KMDLNJ is surprised at the Up strike: these supermains and flirters with politics

The Council for Protection of Human Rights and Freedoms, says that Pristina University professors and other public universities formed during electoral campaigns have no single reason for strike, as an extreme response to discontent because compared with public universities in the region, income is very high and [...]
The Council for Protection of Human Rights and Freedoms says that Pristina University professors and other public universities formed during electoral campaigns have no single reason for strike, in an extreme response to discontent because compared with public universities in the region, income is very high and they have minimal responsibility.
Besides being lacking in laws and sending their assistants to them, the main distinctive feature of their majority is flirting and coexistence with political structures of power, regardless of which or which party is in power. “Nobelists “of the University of Pristina, not rarely have they been really supermened working on , up to seven (7 ) jobs!”, KMDLNJ says through a media response.

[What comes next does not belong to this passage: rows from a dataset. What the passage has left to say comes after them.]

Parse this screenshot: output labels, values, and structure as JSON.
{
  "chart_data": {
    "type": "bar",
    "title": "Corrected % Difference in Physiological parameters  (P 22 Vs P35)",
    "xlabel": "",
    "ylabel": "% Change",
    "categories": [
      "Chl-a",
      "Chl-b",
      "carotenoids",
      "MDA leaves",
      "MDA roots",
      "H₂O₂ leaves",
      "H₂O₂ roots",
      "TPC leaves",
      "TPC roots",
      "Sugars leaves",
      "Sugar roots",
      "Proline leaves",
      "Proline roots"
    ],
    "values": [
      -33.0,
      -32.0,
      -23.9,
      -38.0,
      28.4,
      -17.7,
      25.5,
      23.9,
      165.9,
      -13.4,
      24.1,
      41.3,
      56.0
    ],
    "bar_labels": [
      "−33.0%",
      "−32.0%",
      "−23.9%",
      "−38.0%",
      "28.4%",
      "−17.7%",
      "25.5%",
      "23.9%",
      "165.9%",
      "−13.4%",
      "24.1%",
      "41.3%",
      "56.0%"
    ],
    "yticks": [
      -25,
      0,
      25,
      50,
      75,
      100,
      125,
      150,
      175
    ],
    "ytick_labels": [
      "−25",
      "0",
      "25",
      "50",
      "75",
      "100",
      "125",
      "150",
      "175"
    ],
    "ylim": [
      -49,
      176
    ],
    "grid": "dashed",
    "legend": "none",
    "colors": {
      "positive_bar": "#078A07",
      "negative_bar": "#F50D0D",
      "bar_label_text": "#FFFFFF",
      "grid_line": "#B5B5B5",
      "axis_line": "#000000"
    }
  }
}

Criticising the quality of education in U P, KMDLNJ has stressed that nepotism is the way of working and standard moral and professional at the University of Pristina, as well as the scientific subx0> “that has been witnessed in many cases but that it has remained largely unpunished;
This council says they've turned to parents who, because of a public nursery strike, have been forced to send their children to private nests and are forced to pay additional means for either having to pay or not to go to work.
“For this reason KMDLNj has requested and wants not to pay for services not offered, respectively not pay for public nursery as long as he refuses to offer services. And if nests require compensation for services they haven't offered, and for this they use the threat that they will remove these children from their ranks, parents should file lawsuits at the relevant body”, KMDLNJ calls.
KMDLNj also requires parents to insist their children to continue their lessons by sending them to schools and by staying with them as if asking Pristina University students and other public universities formed during election campaigns to protest before the reactor, demanding responsibility for those who, without any good reason, lost their January term by questioning other deadlines.